Justice: The word of 2018
By Ross Reitz
Merriam-Webster chose “justice” to be the 2018 word of the year, noting that people looked up the word “justice” 74 percent more this year than previously. Justice, depending on a person’s point of view, may have different, even opposite, meanings.
For many Christians, we connect the concept of justice with punishment. We quote Romans 3:23, “For all have sinned,” and then relate that God’s justice would be to punish us for that sin. While there is a component of justice that deals with punishment, much of the Bible’s teaching, especially in the Old Testament, deals with setting up laws that create fairness and equality.
So, how does God define justice? Most of God’s laws are about creating an atmosphere that prevents the need for crime. Japan and the Scandinavian countries have some of the lowest violent crime rates in the world. While Scandinavian countries are not much like Japan culturally, they do have one thing in common — a small economic gap between the richest and the poorest in the country. Scandinavian countries tend to have high taxes on the rich and programs to help the poor. Japan’s culture tends to focus on keeping executives from making too much and on paying their laborers well. When the gap between rich and poor is small, then the poor know that they can work within the system to improve their lives, and violence and crime decrease.
In the same way, God’s law is set up with a multitude of laws to keep economic inequality controlled. High interest rates rob the poor who have no choice but to put emergency expenses on a credit card or take out a predatory loan. At high interest rates, borrowing a modest sum of $1,000 for an emergency could end up costing the borrower more than $6,000. Just having one emergency, then, can financially ruin a family.
In contrast to this, God commands in Exodus, Leviticus and Deuteronomy that Israelites are not allowed to charge interest to fellow Israelites. In fact, when the governor Nehemiah (5:1-11) heard that the rich were charging just 1 percent interest, he was incensed, and made all the Israelites promise that they would no longer charge interest at all.
A second part of God’s economic plan is to reduce the amount of debt that can be accrued. Our Father planned that all debts would be forgiven every seven years. Inappropriate lending was the cause of the last, massive recession. Much of the debt focused around the housing market. As house prices climbed, the poor had to take on precarious amounts of debt to afford a stable home. And much of the debt was not a true building cost, but an imaginary number based on how much other people in the neighborhood had spent for their houses. So most of what we paid for in 2008 for a home was actually — nothing.

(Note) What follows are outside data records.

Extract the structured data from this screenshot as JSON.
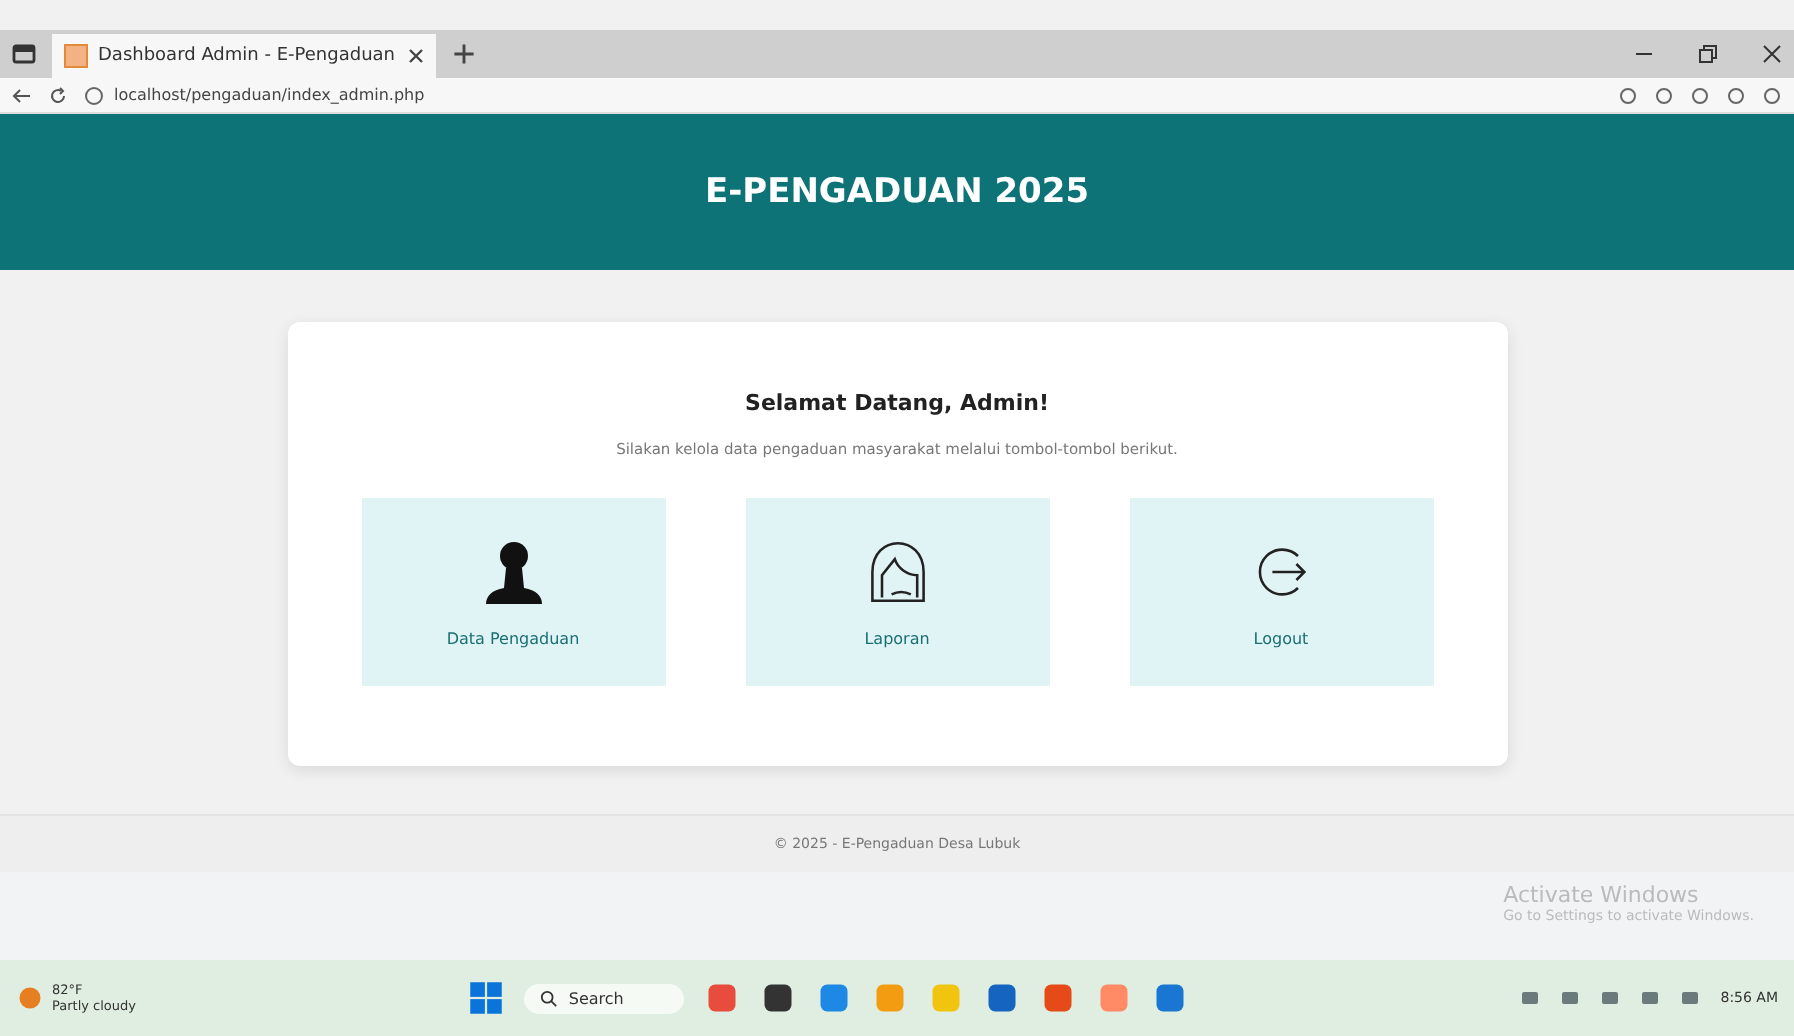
{
  "browser": {
    "tab_title": "Dashboard Admin - E-Pengaduan",
    "url": "localhost/pengaduan/index_admin.php"
  },
  "header": {
    "title": "E-PENGADUAN 2025"
  },
  "card": {
    "heading": "Selamat Datang, Admin!",
    "subtitle": "Silakan kelola data pengaduan masyarakat melalui tombol-tombol berikut.",
    "menu": [
      {
        "kind": "person",
        "label": "Data Pengaduan"
      },
      {
        "kind": "report",
        "label": "Laporan"
      },
      {
        "kind": "logout",
        "label": "Logout"
      }
    ]
  },
  "footer": {
    "text": "© 2025 - E-Pengaduan Desa Lubuk"
  },
  "activation": {
    "title": "Activate Windows",
    "hint": "Go to Settings to activate Windows."
  },
  "taskbar": {
    "temperature": "82°F",
    "weather": "Partly cloudy",
    "search": "Search",
    "time": "8:56 AM"
  }
}
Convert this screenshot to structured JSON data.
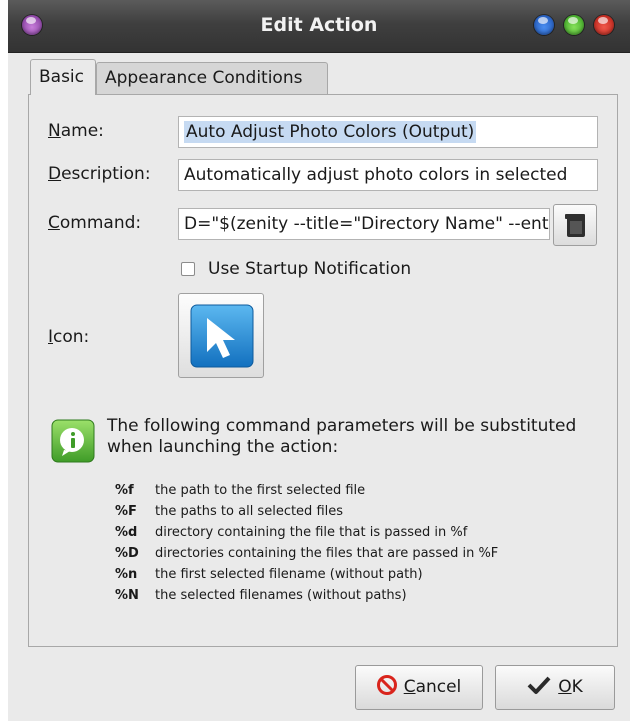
{
  "window": {
    "title": "Edit Action"
  },
  "tabs": [
    {
      "label": "Basic",
      "active": true
    },
    {
      "label": "Appearance Conditions",
      "active": false
    }
  ],
  "form": {
    "name": {
      "label_first": "N",
      "label_rest": "ame:",
      "value": "Auto Adjust Photo Colors (Output)"
    },
    "description": {
      "label_first": "D",
      "label_rest": "escription:",
      "value": "Automatically adjust photo colors in selected"
    },
    "command": {
      "label_first": "C",
      "label_rest": "ommand:",
      "value": "D=\"$(zenity --title=\"Directory Name\" --entry)\""
    },
    "startup_notification": {
      "label": "Use Startup Notification",
      "checked": false
    },
    "icon": {
      "label_first": "I",
      "label_rest": "con:",
      "icon_name": "pointer-arrow-icon"
    }
  },
  "info": {
    "icon_name": "info-icon",
    "text": "The following command parameters will be substituted when launching the action:"
  },
  "parameters": [
    {
      "code": "%f",
      "description": "the path to the first selected file"
    },
    {
      "code": "%F",
      "description": "the paths to all selected files"
    },
    {
      "code": "%d",
      "description": "directory containing the file that is passed in %f"
    },
    {
      "code": "%D",
      "description": "directories containing the files that are passed in %F"
    },
    {
      "code": "%n",
      "description": "the first selected filename (without path)"
    },
    {
      "code": "%N",
      "description": "the selected filenames (without paths)"
    }
  ],
  "buttons": {
    "cancel": {
      "mnemonic": "C",
      "rest": "ancel",
      "icon_name": "cancel-icon"
    },
    "ok": {
      "mnemonic": "O",
      "rest": "K",
      "icon_name": "checkmark-icon"
    }
  },
  "colors": {
    "titlebar": "#3f3f3f",
    "window_bg": "#eaeaea",
    "selection": "#c6daf2",
    "info_green": "#6cc24a",
    "icon_blue": "#1e88d8",
    "cancel_red": "#d9241c"
  }
}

If we had set up a system of limited debt and debt forgiveness in seven years, we likely would have been able to avoid, or at least greatly mitigate, the last recession.
Instead, we have recently chosen to increase education costs and to emasculate the government agency that protected students from high interest rates. We have allowed the income gap between rich and poor to increase. We have promoted policies that allow the rich to pay a lower percentage of tax, often less than what the middle class pays, and then have offered plans to take away health insurance and retirement pay to minimize our own increasing debt.
None of that sounds like the way God wrote His laws to define justice. None of that sounds like how a Father treats His children.
Ross Reitz has been a Suffolk resident since 2009. Prior to that, he taught the Bible in Africa for two years and spent six years as a teacher at a Christian school in Philadelphia, Pa.